The Fireflies don't play at home again until Tuesday. But on game days, Hall hopes the patio will be a popular destination for fans.

"We hope they tailgate with us," he said, adding that free valet parking will be offered to restaurant patrons.

Hall's general manager is Howard Jarrett, formerly of Terra, the Palmetto Club and Motor Supply. Hall’s kitchen team includes alums of Terra, War Mouth and Greenville’s Bacon Brothers Public House.

Jarrett said he decided to move to Bone-In after an eye-opening trip out west.

"I was out in Las Vegas and instead of eating at the high-end restaurants, I went to a taqueria and stood in line for 20 minutes. The food was so fresh and so different. It was like an epiphany. So I wanted to get closer to the food. And I believe in what Scott is doing."

BullStreet, at 181 acres, is considered the largest land deal in Columbia history.

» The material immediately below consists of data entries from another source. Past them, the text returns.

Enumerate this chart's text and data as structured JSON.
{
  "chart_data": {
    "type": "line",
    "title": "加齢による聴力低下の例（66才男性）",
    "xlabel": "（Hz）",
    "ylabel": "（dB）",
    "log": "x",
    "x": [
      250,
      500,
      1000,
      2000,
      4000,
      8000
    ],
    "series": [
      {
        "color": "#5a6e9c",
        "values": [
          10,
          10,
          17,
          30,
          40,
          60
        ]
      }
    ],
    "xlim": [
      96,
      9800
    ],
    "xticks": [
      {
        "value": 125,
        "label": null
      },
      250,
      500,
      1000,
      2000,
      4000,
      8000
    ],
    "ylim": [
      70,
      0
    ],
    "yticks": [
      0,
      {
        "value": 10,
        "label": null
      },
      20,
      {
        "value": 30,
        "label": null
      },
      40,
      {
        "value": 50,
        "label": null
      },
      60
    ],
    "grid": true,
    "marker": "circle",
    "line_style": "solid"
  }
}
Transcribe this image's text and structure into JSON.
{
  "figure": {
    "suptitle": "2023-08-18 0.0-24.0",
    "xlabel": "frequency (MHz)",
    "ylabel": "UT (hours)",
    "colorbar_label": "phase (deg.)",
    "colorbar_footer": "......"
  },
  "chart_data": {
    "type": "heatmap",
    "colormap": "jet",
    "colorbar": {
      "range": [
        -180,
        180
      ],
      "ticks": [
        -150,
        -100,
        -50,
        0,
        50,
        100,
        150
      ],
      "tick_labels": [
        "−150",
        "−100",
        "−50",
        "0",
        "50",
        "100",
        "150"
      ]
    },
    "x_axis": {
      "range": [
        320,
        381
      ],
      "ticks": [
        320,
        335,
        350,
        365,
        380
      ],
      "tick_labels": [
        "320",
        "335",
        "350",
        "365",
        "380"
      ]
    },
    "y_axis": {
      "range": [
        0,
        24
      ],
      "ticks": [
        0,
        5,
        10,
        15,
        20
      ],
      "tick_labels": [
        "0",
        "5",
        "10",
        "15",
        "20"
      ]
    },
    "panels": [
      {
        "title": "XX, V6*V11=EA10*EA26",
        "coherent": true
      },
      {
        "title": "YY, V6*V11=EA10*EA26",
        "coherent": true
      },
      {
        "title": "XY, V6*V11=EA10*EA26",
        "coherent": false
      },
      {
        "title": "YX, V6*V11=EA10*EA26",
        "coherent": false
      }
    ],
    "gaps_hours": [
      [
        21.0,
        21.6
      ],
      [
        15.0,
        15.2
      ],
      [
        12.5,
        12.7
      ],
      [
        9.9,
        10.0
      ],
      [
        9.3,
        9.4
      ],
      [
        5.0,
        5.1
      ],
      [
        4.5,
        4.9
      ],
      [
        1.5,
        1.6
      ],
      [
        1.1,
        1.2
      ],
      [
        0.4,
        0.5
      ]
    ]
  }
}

Master developer Hughes Development Corp. of Greenville plans a 20-year build-out of the campus, which began with the construction of the mostly public $37 million baseball stadium and the adjacent First Base Building, a four-story office and retail building.

Mayor Steve Benjamin, in a news release, said: "This is more than just a new restaurant in our city. ... It's the perfect first restaurant for Columbia's newest downtown neighborhood."

Bone-In is the first retail establishment on the campus (outside of the stadium).

And the Ensor building in which it is located has a bit of a macabre past. It was formerly the state mental hospital's research laboratory and morgue.

"We've cleaned it all out," Hall said. "There isn't a trace left."